En daarmee is de basis gelegd voor het nieuwe model dat Hagoort en zijn collega’s de afgelopen jaren ontwikkelden: het zogenaamde Memory Unification Model. Volgens dat model bestaat ons talige brein enerzijds uit een geheugencomponent en anderzijds een unificatiecomponent, waarin talige eenheden worden gecombineerd: klanken tot woorden en woorden tot zinnen. Voor dat laatste zijn we aangewezen op de syntaxis, het regelsysteem waarmee we zinnen kunnen maken. En interessante vraag is nu of we voor het encoderen (het omzetten van gedachten naar zinnen) en ontleden van zinnen dezelfde hersengebieden gebruiken. Uit observaties bij afasiepatiënten lijkt het of we hier te maken hebben met twee verschillende systemen. Hersenscans laten een ander beeld zien.
Herhalingseffect
Hagoorts haalt een gedragsexperiment aan van zijn collega-onderzoeker Katrien Segaert. Uit dit experiment blijkt dat mensen na het produceren van een passieve zin – De houthakker wordt uitgescholden door de jager – eerder geneigd zijn nog een passieve zin te produceren (De koningin wordt gekust door de koning) dan een actieve zin ( De koning kust de koningin ).
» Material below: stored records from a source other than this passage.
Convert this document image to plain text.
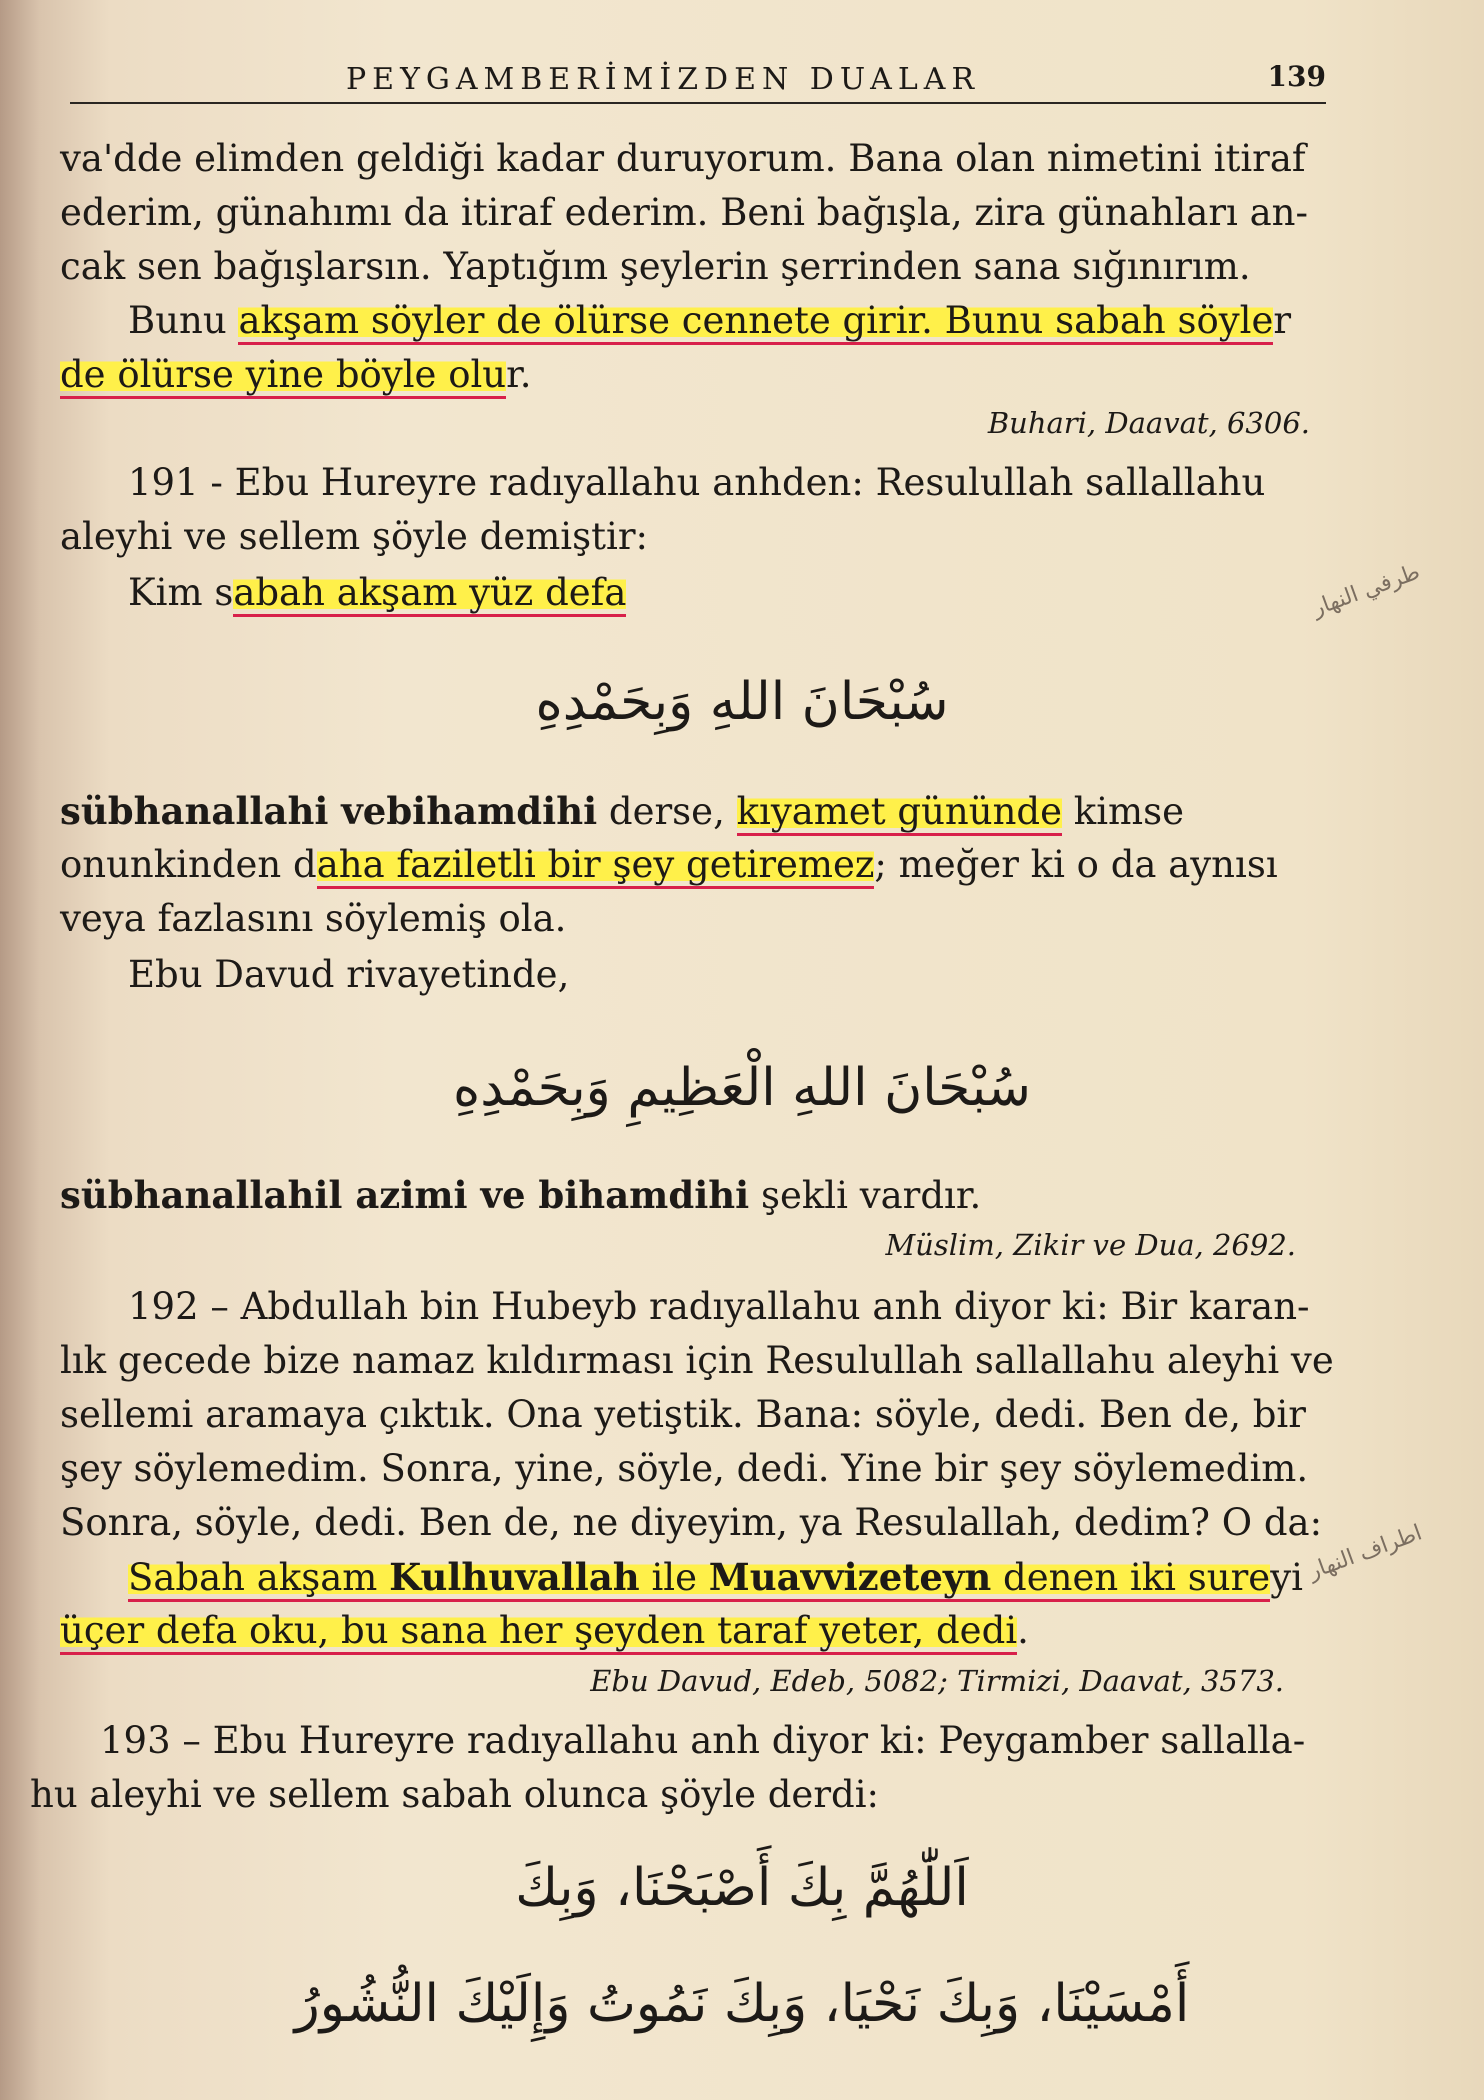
PEYGAMBERİMİZDEN DUALAR	139
va'dde elimden geldiği kadar duruyorum. Bana olan nimetini itiraf
ederim, günahımı da itiraf ederim. Beni bağışla, zira günahları an-
cak sen bağışlarsın. Yaptığım şeylerin şerrinden sana sığınırım.
Bunu akşam söyler de ölürse cennete girir. Bunu sabah söyler
de ölürse yine böyle olur.
Buhari, Daavat, 6306.
191 - Ebu Hureyre radıyallahu anhden: Resulullah sallallahu
aleyhi ve sellem şöyle demiştir:
Kim sabah akşam yüz defa	طرفي النهار
سُبْحَانَ اللهِ وَبِحَمْدِهِ
sübhanallahi vebihamdihi derse, kıyamet gününde kimse
onunkinden daha faziletli bir şey getiremez; meğer ki o da aynısı
veya fazlasını söylemiş ola.
Ebu Davud rivayetinde,
سُبْحَانَ اللهِ الْعَظِيمِ وَبِحَمْدِهِ
sübhanallahil azimi ve bihamdihi şekli vardır.
Müslim, Zikir ve Dua, 2692.
192 – Abdullah bin Hubeyb radıyallahu anh diyor ki: Bir karan-
lık gecede bize namaz kıldırması için Resulullah sallallahu aleyhi ve
sellemi aramaya çıktık. Ona yetiştik. Bana: söyle, dedi. Ben de, bir
şey söylemedim. Sonra, yine, söyle, dedi. Yine bir şey söylemedim.
Sonra, söyle, dedi. Ben de, ne diyeyim, ya Resulallah, dedim? O da:
Sabah akşam Kulhuvallah ile Muavvizeteyn denen iki sureyi
üçer defa oku, bu sana her şeyden taraf yeter, dedi.
اطراف النهار
Ebu Davud, Edeb, 5082; Tirmizi, Daavat, 3573.
193 – Ebu Hureyre radıyallahu anh diyor ki: Peygamber sallalla-
hu aleyhi ve sellem sabah olunca şöyle derdi:
اَللّٰهُمَّ بِكَ أَصْبَحْنَا، وَبِكَ
أَمْسَيْنَا، وَبِكَ نَحْيَا، وَبِكَ نَمُوتُ وَإِلَيْكَ النُّشُورُ
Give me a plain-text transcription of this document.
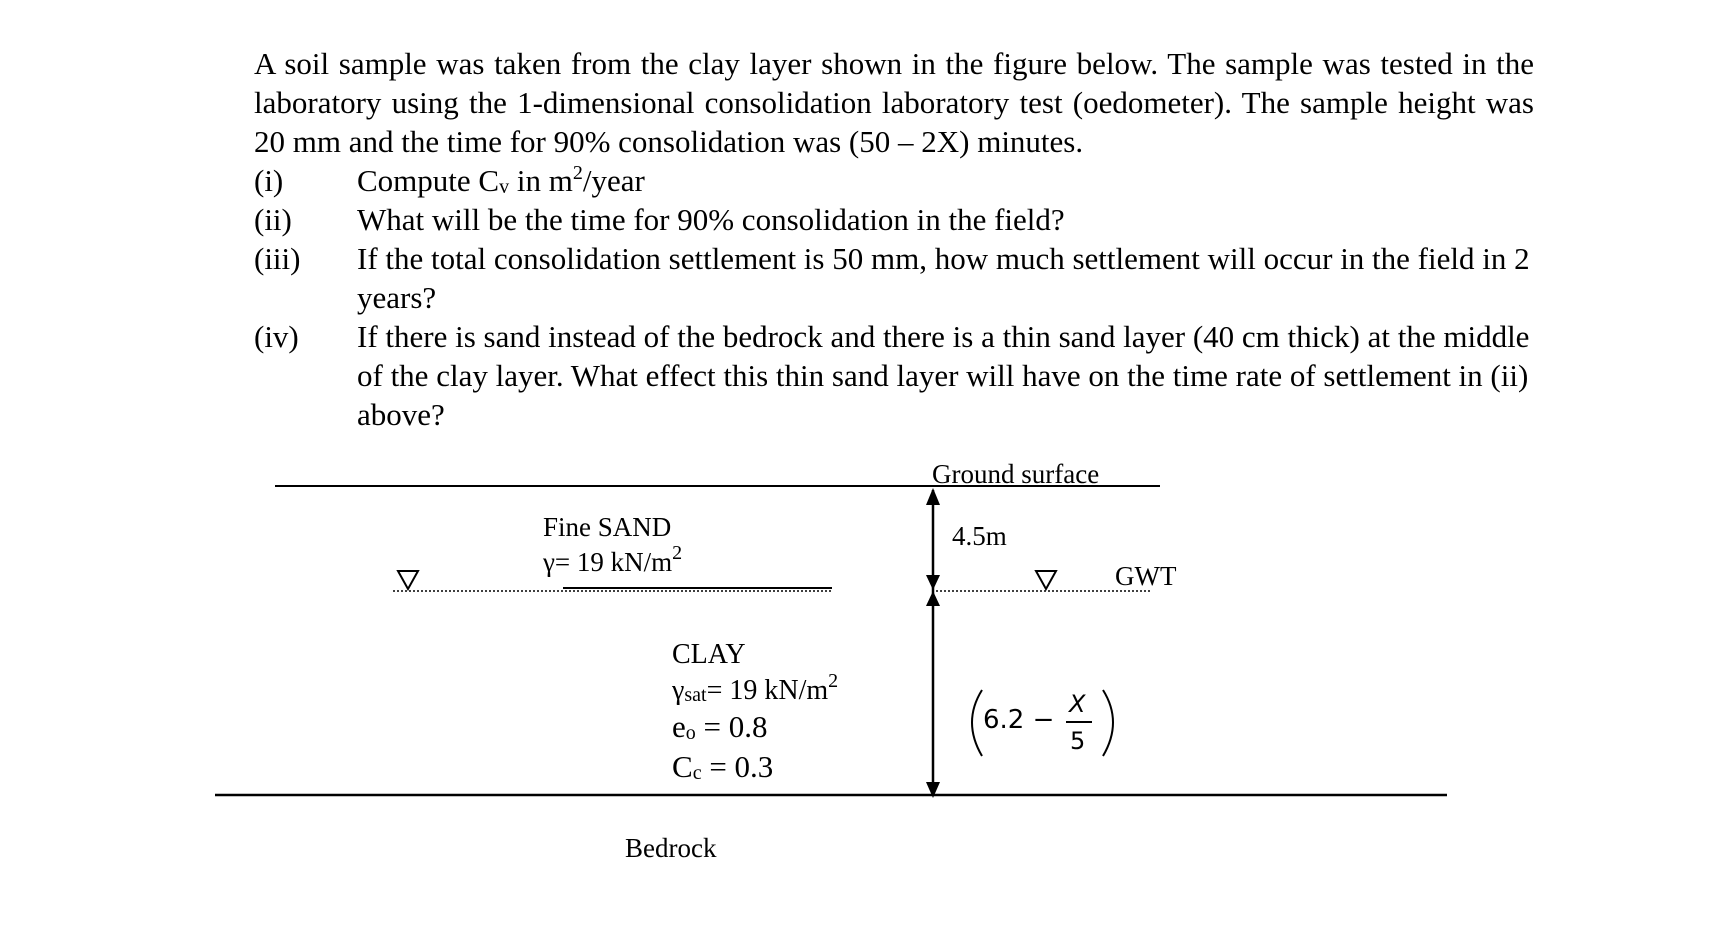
A soil sample was taken from the clay layer shown in the figure below. The sample was tested in the laboratory using the 1-dimensional consolidation laboratory test (oedometer). The sample height was 20 mm and the time for 90% consolidation was (50 – 2X) minutes.
(i) Compute $C_v$ in $m^2$/year
(ii) What will be the time for 90% consolidation in the field?
(iii) If the total consolidation settlement is 50 mm, how much settlement will occur in the field in 2 years?
(iv) If there is sand instead of the bedrock and there is a thin sand layer (40 cm thick) at the middle of the clay layer. What effect this thin sand layer will have on the time rate of settlement in (ii) above?
Ground surface
Fine SAND
γ= 19 $kN/m^2$
4.5m
GWT
CLAY
$\gamma_{sat}= 19$ $kN/m^2$
$e_o = 0.8$
$C_c = 0.3$
6.2 −
X
5
Bedrock
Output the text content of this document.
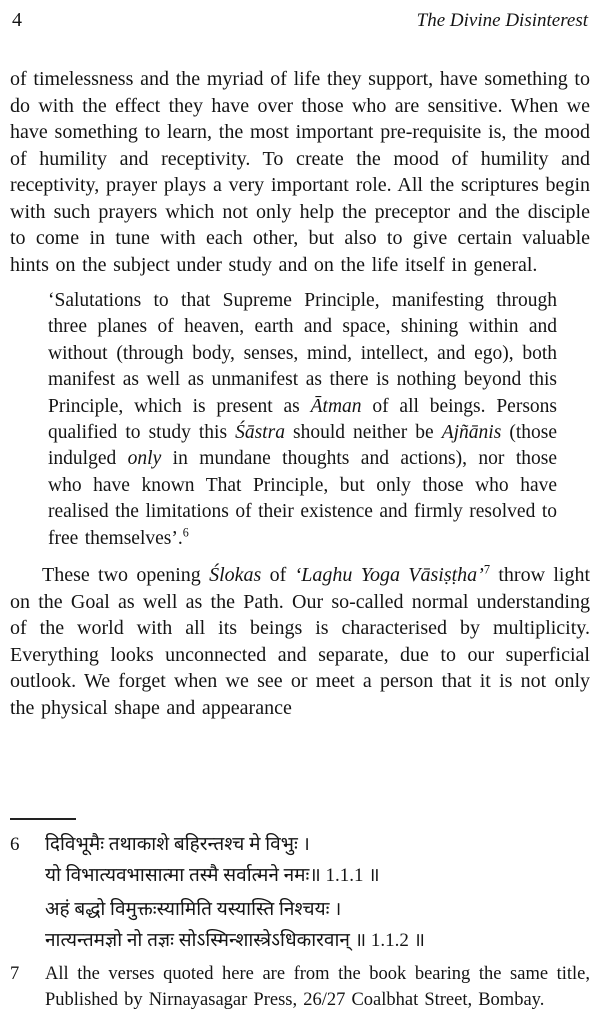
4	The Divine Disinterest

of timelessness and the myriad of life they support, have something to do with the effect they have over those who are sensitive. When we have something to learn, the most important pre-requisite is, the mood of humility and receptivity. To create the mood of humility and receptivity, prayer plays a very important role. All the scriptures begin with such prayers which not only help the preceptor and the disciple to come in tune with each other, but also to give certain valuable hints on the subject under study and on the life itself in general.

‘Salutations to that Supreme Principle, manifesting through three planes of heaven, earth and space, shining within and without (through body, senses, mind, intellect, and ego), both manifest as well as unmanifest as there is nothing beyond this Principle, which is present as Ātman of all beings. Persons qualified to study this Śāstra should neither be Ajñānis (those indulged only in mundane thoughts and actions), nor those who have known That Principle, but only those who have realised the limitations of their existence and firmly resolved to free themselves’.$^6$

These two opening Ślokas of ‘Laghu Yoga Vāsiṣṭha’$^7$ throw light on the Goal as well as the Path. Our so-called normal understanding of the world with all its beings is characterised by multiplicity. Everything looks unconnected and separate, due to our superficial outlook. We forget when we see or meet a person that it is not only the physical shape and appearance

6	दिविभूमैः तथाकाशे बहिरन्तश्च मे विभुः ।
यो विभात्यवभासात्मा तस्मै सर्वात्मने नमः॥ 1.1.1 ॥
अहं बद्धो विमुक्तःस्यामिति यस्यास्ति निश्चयः ।
नात्यन्तमज्ञो नो तज्ञः सोऽस्मिन्शास्त्रेऽधिकारवान् ॥ 1.1.2 ॥
7	All the verses quoted here are from the book bearing the same title, Published by Nirnayasagar Press, 26/27 Coalbhat Street, Bombay.
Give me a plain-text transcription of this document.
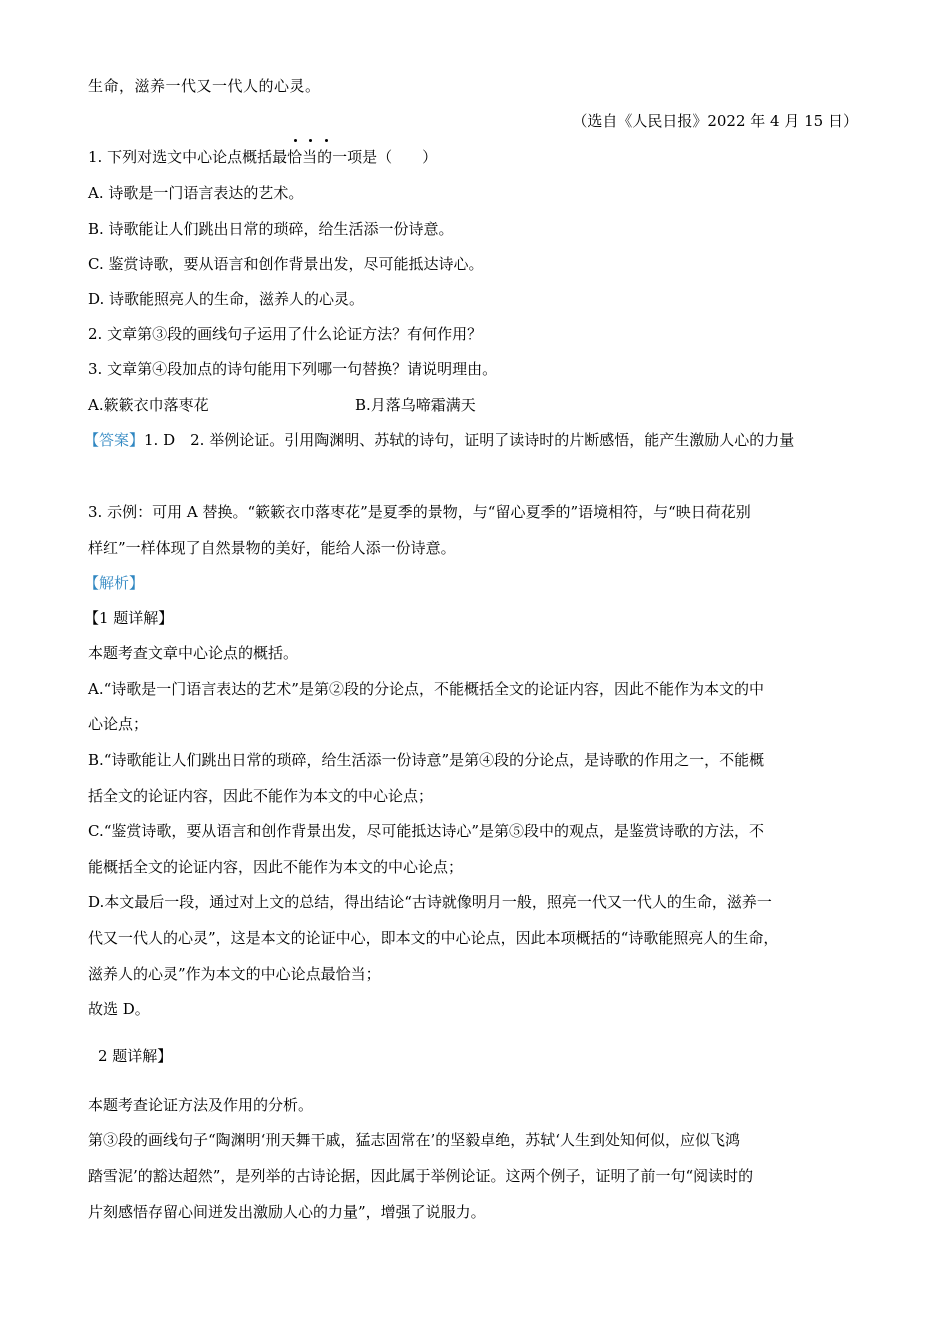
生命，滋养一代又一代人的心灵。
（选自《人民日报》2022 年 4 月 15 日）
1. 下列对选文中心论点概括最恰当的一项是（　　）
A. 诗歌是一门语言表达的艺术。
B. 诗歌能让人们跳出日常的琐碎，给生活添一份诗意。
C. 鉴赏诗歌，要从语言和创作背景出发，尽可能抵达诗心。
D. 诗歌能照亮人的生命，滋养人的心灵。
2. 文章第③段的画线句子运用了什么论证方法？有何作用？
3. 文章第④段加点的诗句能用下列哪一句替换？请说明理由。
A.簌簌衣巾落枣花	B.月落乌啼霜满天
【答案】1. D　2. 举例论证。引用陶渊明、苏轼的诗句，证明了读诗时的片断感悟，能产生激励人心的力量
3. 示例：可用 A 替换。“簌簌衣巾落枣花”是夏季的景物，与“留心夏季的”语境相符，与“映日荷花别
样红”一样体现了自然景物的美好，能给人添一份诗意。
【解析】
【1 题详解】
本题考查文章中心论点的概括。
A.“诗歌是一门语言表达的艺术”是第②段的分论点，不能概括全文的论证内容，因此不能作为本文的中
心论点；
B.“诗歌能让人们跳出日常的琐碎，给生活添一份诗意”是第④段的分论点，是诗歌的作用之一，不能概
括全文的论证内容，因此不能作为本文的中心论点；
C.“鉴赏诗歌，要从语言和创作背景出发，尽可能抵达诗心”是第⑤段中的观点，是鉴赏诗歌的方法，不
能概括全文的论证内容，因此不能作为本文的中心论点；
D.本文最后一段，通过对上文的总结，得出结论“古诗就像明月一般，照亮一代又一代人的生命，滋养一
代又一代人的心灵”，这是本文的论证中心，即本文的中心论点，因此本项概括的“诗歌能照亮人的生命，
滋养人的心灵”作为本文的中心论点最恰当；
故选 D。
2 题详解】
本题考查论证方法及作用的分析。
第③段的画线句子“陶渊明‘刑天舞干戚，猛志固常在’的坚毅卓绝，苏轼‘人生到处知何似，应似飞鸿
踏雪泥’的豁达超然”，是列举的古诗论据，因此属于举例论证。这两个例子，证明了前一句“阅读时的
片刻感悟存留心间迸发出激励人心的力量”，增强了说服力。
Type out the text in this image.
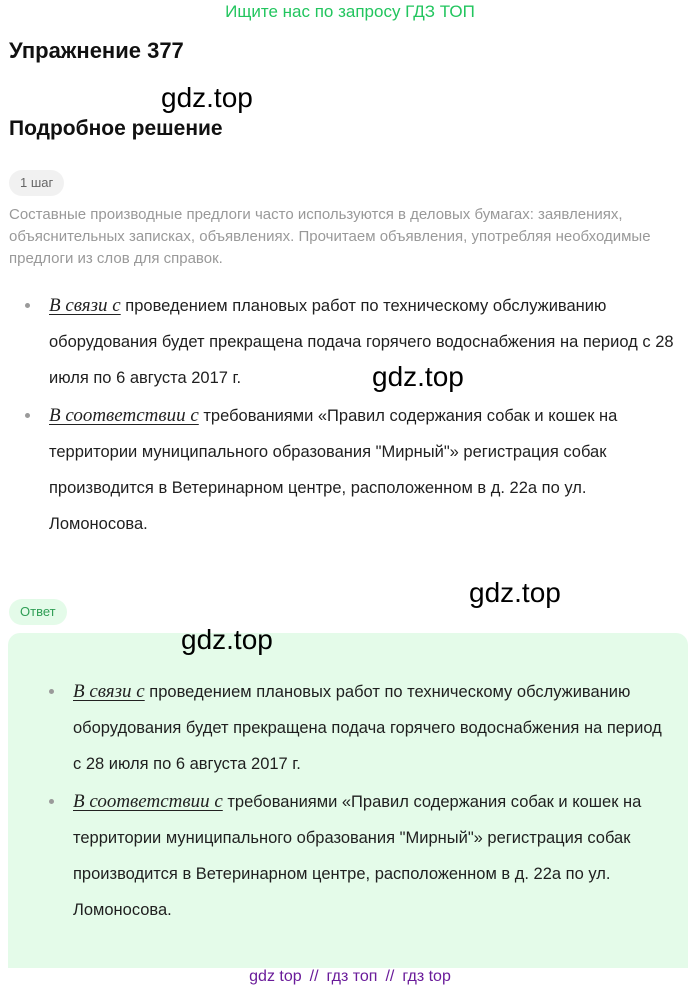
Ищите нас по запросу ГДЗ ТОП
Упражнение 377
gdz.top
Подробное решение
1 шаг

Составные производные предлоги часто используются в деловых бумагах: заявлениях, объяснительных записках, объявлениях. Прочитаем объявления, употребляя необходимые предлоги из слов для справок.

В связи с проведением плановых работ по техническому обслуживанию оборудования будет прекращена подача горячего водоснабжения на период с 28 июля по 6 августа 2017 г.
В соответствии с требованиями «Правил содержания собак и кошек на территории муниципального образования "Мирный"» регистрация собак производится в Ветеринарном центре, расположенном в д. 22а по ул. Ломоносова.
gdz.top
Ответ
gdz.top
gdz.top
В связи с проведением плановых работ по техническому обслуживанию оборудования будет прекращена подача горячего водоснабжения на период с 28 июля по 6 августа 2017 г.
В соответствии с требованиями «Правил содержания собак и кошек на территории муниципального образования "Мирный"» регистрация собак производится в Ветеринарном центре, расположенном в д. 22а по ул. Ломоносова.
gdz top // гдз топ // гдз top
Uit breinscans blijkt bovendien dat er repetitie supressie optreedt als mensen twee keer achter elkaar een passieve zin horen. Dit betekent dat er minder breinactiviteit nodig is als een stimuluskenmerk (passief/actief) herhaald wordt. Een passieve zin begrijpen we makkelijker als er een passieve zin aan vooraf gaat.
Om te kijken of er een verschil was tussen taalproductie en taalbegrip, werd nog een ander experiment gedaan. Daarbij moesten proefpersonen een plaatje beschrijven waarop een rood en een groen poppetje zichtbaar waren. De ene keer moesten ze het groene poppetje als onderwerp van de zin nemen en de andere keer het rode poppetje. Dat leverde de ene keer een actieve (Groen slaat rood ) en de andere keer een passieve zin (Rood wordt geslagen door groen) op. Van tevoren kregen ze een passieve (of actieve) zin te horen. In alle gevallen bleek het herhalingseffect van toepassing. Dat wijst erop dat bij taalproductie en taalbegrip dezelfde hersengebieden actief zijn.